Çin'in ürettiği aşı ise inaktif yani geleneksel aşı grubuna giriyor. Prof. Fikrettin Şahin dünyada yaygın olarak kullanılan aşıların geleneksel olduğunu belirtiyor.
"Aşılar, insanlarda aktif immün sistemini uyararak hastalıklara karşı bağışıklık sağlayan tedavi edici ürünlere diyoruz. Aşıların doğası gereği üretildikten sonra soğuk zincirde saklanmaları gerekiyor. Aşıların nitelikleri birbirinden farklı. Geleneksel aşılar yaygınlar olarak 2 ila 8 derecelik depolama koşulları, transfer veya saklanma sıcaklığı gerektirir. Bütün aşılar üretildikten sonra soğuk zincirle saklanırlar, transfer edilirler. Geleneksel aşılar genellikle 4 derecede yani buzdolabı sıcaklığında saklanırlar."

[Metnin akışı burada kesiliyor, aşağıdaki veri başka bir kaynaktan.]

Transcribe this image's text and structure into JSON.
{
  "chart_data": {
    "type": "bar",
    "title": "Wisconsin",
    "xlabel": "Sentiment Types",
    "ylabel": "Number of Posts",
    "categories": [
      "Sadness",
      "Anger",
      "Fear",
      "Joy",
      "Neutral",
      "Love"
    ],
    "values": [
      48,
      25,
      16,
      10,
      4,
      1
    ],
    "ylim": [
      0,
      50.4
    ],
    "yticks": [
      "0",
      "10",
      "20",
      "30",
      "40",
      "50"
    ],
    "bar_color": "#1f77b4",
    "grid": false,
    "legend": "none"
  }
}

Öne çıkan aşıların etkinliği...
Faz 3 çalışmaları ilerledikçe aşıların etkinliğine dair açıklamalar arka arkaya geldi.
Almanya yüzde 95, Amerika Birleşik Devletleri yüzde 95,5, İngiltere yüzde 70, Rusya yüzde 95 ve Çin aşısının etkinliği yüzde 90 olarak açıklandı.
Türk bilim insanları aşı çalışmalarında iddialı
Erciyes Üniversitesi'nin geliştirdiği "aşı gönüllüler üzerinde deneniyor. 15 farklı aşı çalışması da tüm hızıyla devam ediyor. Yerli aşının en geç nisan ayında uygulanması hedefleniyor.
İlim Yayma 2019 Büyük Ödülü sahibi Prof. Fikrettin Şahin, kendi ekibiyle bu çalışmalarda başarı elde edenlerden.
"Bir inaktif aşı çalışması yapıyoruz. Biz de preklinik çalışmalarını tamamladık. Faz çalışmasına geçme aşamasındayız. Çok düşük, eksi 20, eksi 70 gibi derecelere ihtiyacımız olmayacak."